BERTEMU AL-GHAZALI DI BASEMENT SEBUAH TOKO BUKU DI HARVARD SQUARE (BAGIAN 1)

Semua bermula di suatu subuh setelah sahur di bulan Ramadhan tahun 1987. Umur saya 30 tahun pada waktu itu. Tiba-tiba, bak (kalau mau dramatis) habis mendapatkan laylatul qadar, saya tergerak mendaftar kuliah S-2 ke UIN Jakarta. Meski lulusan ITB, belajar agama memang sudah menarik perhatian saya sejak SMA. Maka, ketika masuk ITB, segera saja saya menjadi pengunjung setia perpustakaan Masjid Salman ITB. Sebuah perpustakaan tidak besar yang, oleh keluasan wawasan pengasuhnya—alm. Bang Ammar Haryono—penuh diisi buku-buku Islam bermutu dari berbagai bahasa. Hingga secara tidak sengaja, ketika saya sedang mengembalikan buku, saya disapa oleh seseorang yang belum saya kenal, yang belakangan menjadi sahabat saya dan ikut memulai pendirian Penerbit Mizan. Namanya Zainal Abidin Shahab. Lain jurusan di ITB, tapi sama-sama gandrung membaca buku-buku Islam berkualitas.
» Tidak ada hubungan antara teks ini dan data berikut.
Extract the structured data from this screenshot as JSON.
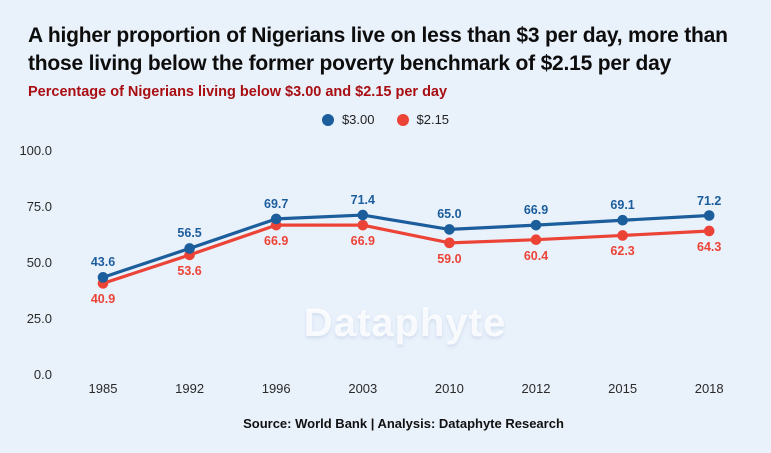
{
  "page": {
    "background": "#e9f1fb",
    "watermark": "Dataphyte",
    "source": "Source: World Bank | Analysis: Dataphyte Research"
  },
  "header": {
    "title_lines": [
      "A higher proportion of Nigerians live on less than $3 per day, more than",
      "those living below the former poverty benchmark of $2.15 per day"
    ]
  },
  "colors": {
    "background": "#e9f1fb",
    "title_text": "#0d0d0d",
    "subtitle_text": "#a80e12",
    "axis_text": "#2a2a2a",
    "series_blue": "#1c5d9c",
    "series_red": "#ec4337"
  },
  "chart_data": {
    "type": "line",
    "title": "A higher proportion of Nigerians live on less than $3 per day, more than those living below the former poverty benchmark of $2.15 per day",
    "subtitle": "Percentage of Nigerians living below $3.00 and $2.15 per day",
    "categories": [
      "1985",
      "1992",
      "1996",
      "2003",
      "2010",
      "2012",
      "2015",
      "2018"
    ],
    "series": [
      {
        "name": "$3.00",
        "color": "#1c5d9c",
        "label_position": "above",
        "values": [
          43.6,
          56.5,
          69.7,
          71.4,
          65.0,
          66.9,
          69.1,
          71.2
        ]
      },
      {
        "name": "$2.15",
        "color": "#ec4337",
        "label_position": "below",
        "values": [
          40.9,
          53.6,
          66.9,
          66.9,
          59.0,
          60.4,
          62.3,
          64.3
        ]
      }
    ],
    "xlabel": "",
    "ylabel": "",
    "ylim": [
      0,
      100
    ],
    "yticks": [
      0.0,
      25.0,
      50.0,
      75.0,
      100.0
    ],
    "grid": false,
    "legend_position": "top-center",
    "data_labels": true
  }
}
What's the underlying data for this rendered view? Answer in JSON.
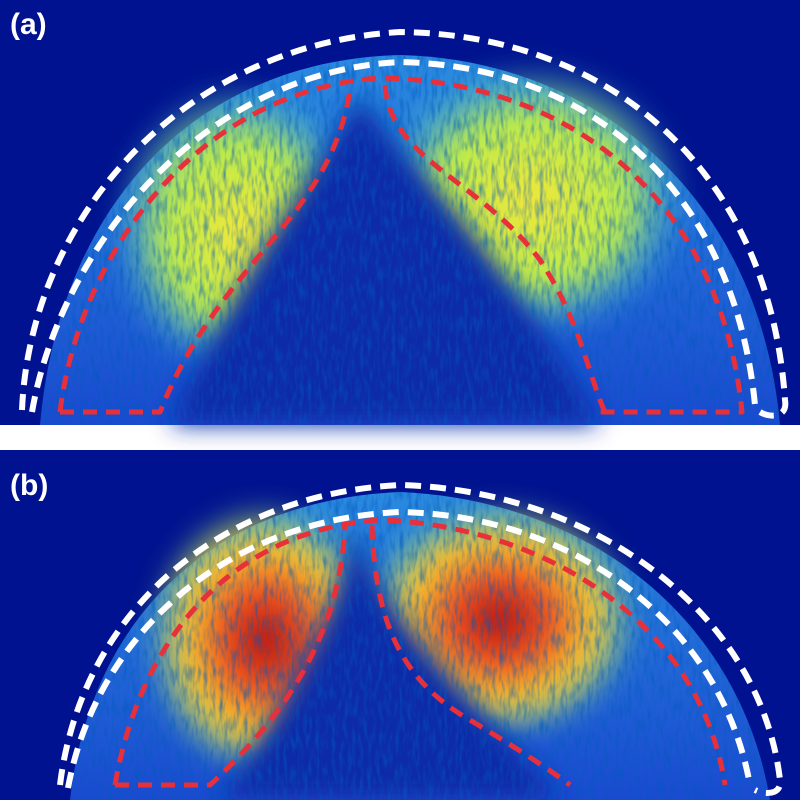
{
  "panels": [
    {
      "label": "(a)"
    },
    {
      "label": "(b)"
    }
  ]
}
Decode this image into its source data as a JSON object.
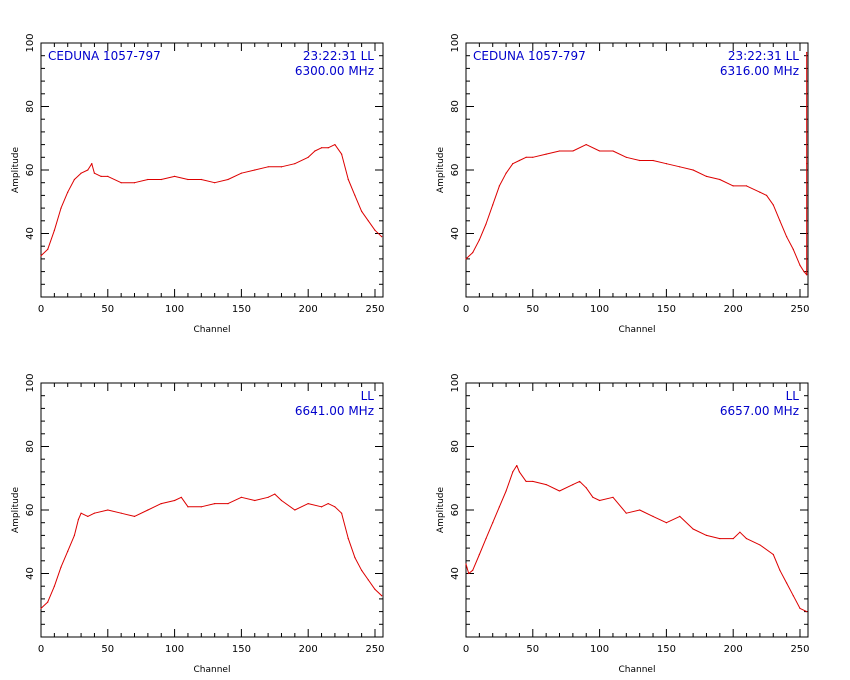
{
  "colors": {
    "trace": "#dd0000",
    "annotation": "#0000cc",
    "axes": "#000000",
    "background": "#ffffff"
  },
  "chart_data": [
    {
      "type": "line",
      "xlabel": "Channel",
      "ylabel": "Amplitude",
      "xlim": [
        0,
        256
      ],
      "ylim": [
        20,
        100
      ],
      "xticks": [
        0,
        50,
        100,
        150,
        200,
        250
      ],
      "yticks": [
        40,
        60,
        80,
        100
      ],
      "grid": false,
      "annotation_left": "CEDUNA 1057-797",
      "annotation_right": [
        "23:22:31  LL",
        "6300.00 MHz"
      ],
      "series": [
        {
          "x": [
            0,
            5,
            10,
            15,
            20,
            25,
            30,
            35,
            38,
            40,
            45,
            50,
            60,
            70,
            80,
            90,
            100,
            110,
            120,
            130,
            140,
            150,
            160,
            170,
            180,
            190,
            200,
            205,
            210,
            215,
            220,
            225,
            230,
            235,
            240,
            245,
            250,
            255
          ],
          "y": [
            33,
            35,
            41,
            48,
            53,
            57,
            59,
            60,
            62,
            59,
            58,
            58,
            56,
            56,
            57,
            57,
            58,
            57,
            57,
            56,
            57,
            59,
            60,
            61,
            61,
            62,
            64,
            66,
            67,
            67,
            68,
            65,
            57,
            52,
            47,
            44,
            41,
            39
          ]
        }
      ]
    },
    {
      "type": "line",
      "xlabel": "Channel",
      "ylabel": "Amplitude",
      "xlim": [
        0,
        256
      ],
      "ylim": [
        20,
        100
      ],
      "xticks": [
        0,
        50,
        100,
        150,
        200,
        250
      ],
      "yticks": [
        40,
        60,
        80,
        100
      ],
      "grid": false,
      "annotation_left": "CEDUNA 1057-797",
      "annotation_right": [
        "23:22:31  LL",
        "6316.00 MHz"
      ],
      "series": [
        {
          "x": [
            0,
            5,
            10,
            15,
            20,
            25,
            30,
            35,
            40,
            45,
            50,
            60,
            70,
            80,
            90,
            100,
            110,
            120,
            130,
            140,
            150,
            160,
            170,
            180,
            190,
            200,
            210,
            220,
            225,
            230,
            235,
            240,
            245,
            250,
            253,
            255,
            255,
            255
          ],
          "y": [
            32,
            34,
            38,
            43,
            49,
            55,
            59,
            62,
            63,
            64,
            64,
            65,
            66,
            66,
            68,
            66,
            66,
            64,
            63,
            63,
            62,
            61,
            60,
            58,
            57,
            55,
            55,
            53,
            52,
            49,
            44,
            39,
            35,
            30,
            28,
            27,
            62,
            97
          ]
        }
      ]
    },
    {
      "type": "line",
      "xlabel": "Channel",
      "ylabel": "Amplitude",
      "xlim": [
        0,
        256
      ],
      "ylim": [
        20,
        100
      ],
      "xticks": [
        0,
        50,
        100,
        150,
        200,
        250
      ],
      "yticks": [
        40,
        60,
        80,
        100
      ],
      "grid": false,
      "annotation_right": [
        "LL",
        "6641.00 MHz"
      ],
      "series": [
        {
          "x": [
            0,
            5,
            10,
            15,
            20,
            25,
            28,
            30,
            35,
            40,
            50,
            60,
            70,
            80,
            90,
            100,
            105,
            110,
            120,
            130,
            140,
            150,
            160,
            170,
            175,
            180,
            190,
            200,
            210,
            215,
            220,
            225,
            230,
            235,
            240,
            245,
            250,
            255
          ],
          "y": [
            29,
            31,
            36,
            42,
            47,
            52,
            57,
            59,
            58,
            59,
            60,
            59,
            58,
            60,
            62,
            63,
            64,
            61,
            61,
            62,
            62,
            64,
            63,
            64,
            65,
            63,
            60,
            62,
            61,
            62,
            61,
            59,
            51,
            45,
            41,
            38,
            35,
            33
          ]
        }
      ]
    },
    {
      "type": "line",
      "xlabel": "Channel",
      "ylabel": "Amplitude",
      "xlim": [
        0,
        256
      ],
      "ylim": [
        20,
        100
      ],
      "xticks": [
        0,
        50,
        100,
        150,
        200,
        250
      ],
      "yticks": [
        40,
        60,
        80,
        100
      ],
      "grid": false,
      "annotation_right": [
        "LL",
        "6657.00 MHz"
      ],
      "series": [
        {
          "x": [
            0,
            2,
            5,
            10,
            15,
            20,
            25,
            30,
            35,
            38,
            40,
            45,
            50,
            60,
            70,
            80,
            85,
            90,
            95,
            100,
            110,
            120,
            130,
            140,
            150,
            160,
            170,
            180,
            190,
            200,
            205,
            210,
            220,
            230,
            235,
            240,
            245,
            250,
            255
          ],
          "y": [
            43,
            40,
            41,
            46,
            51,
            56,
            61,
            66,
            72,
            74,
            72,
            69,
            69,
            68,
            66,
            68,
            69,
            67,
            64,
            63,
            64,
            59,
            60,
            58,
            56,
            58,
            54,
            52,
            51,
            51,
            53,
            51,
            49,
            46,
            41,
            37,
            33,
            29,
            28
          ]
        }
      ]
    }
  ]
}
Lalu, saya pun diajak aktif untuk mengasuh majalah Pustaka, terbitan perpustakaan Salman juga. Sebuah majalah yang menerbitkan karya-karya tulis paling serius dari para intelektual nasional kita, dari berbagai bidang, dan berbagai agama. Bagi yang mengikutinya, akan terasa tidak berlebihan ketika orang menjuluki majalah ini sebagai Majalah Prisma-nya Islam. Bahkan pernah suatu saat sirkulasinya bersaing dengan majalah Prisma. Saya pun menjadi editor dan juga menulis di majalah tersebut. Terkadang saya pun harus menghabiskan waktu berjam-jam di Perpustakaan ITB yang, meski merupakan perpustakaan sebuah perguruan tinggi teknologi, juga menyimpan buku-buku Islam berkualitas. Dan juga buku-buku di bidang lain, termasuk ekonomi, politik, dsb. Saya pun akhirnya tergeret menjadi aktivis Masjid Salman, dan tentu saja juga menjadi panitia berbagai kegiatannya yang amat aktif di masa-masa itu. Khususnya setelah saya mengikuti Latihan Mujahid Dakwah asuhan alm. Bang Imaduddin Abdurrahim. Tak jarang saya harus tidur di ruang amat dingin di balik mihrab Masjid Salman karena harus lembur bekerja mempersiapkan banyak hal terkait aktivitas saya di masjid ini. Saya bahkan sempat “mewakili” “kelompok Salman” dalam pemilihan Ketua dan Wakil Ketua Himpunan Mahasiswa Tahun Pertama Bersama (TPB) angkatan 1976, yang anggotanya berjumlah tak kurang dari 1200 orang mahasiswa. Kami pun terpilih—saya memutuskan untuk menjadi wakil ketua, meski awalnya dicalonkan sebagai ketua, karena saya pada dasarnya bukan orang yang suka berpolitik, sementara pada waktu itu kepemimpinan mahasiswa sangat diwarnai persaingan politik antara “kelompok Islam”, kelompok sosialis”, dan “kelompok nasionalis”.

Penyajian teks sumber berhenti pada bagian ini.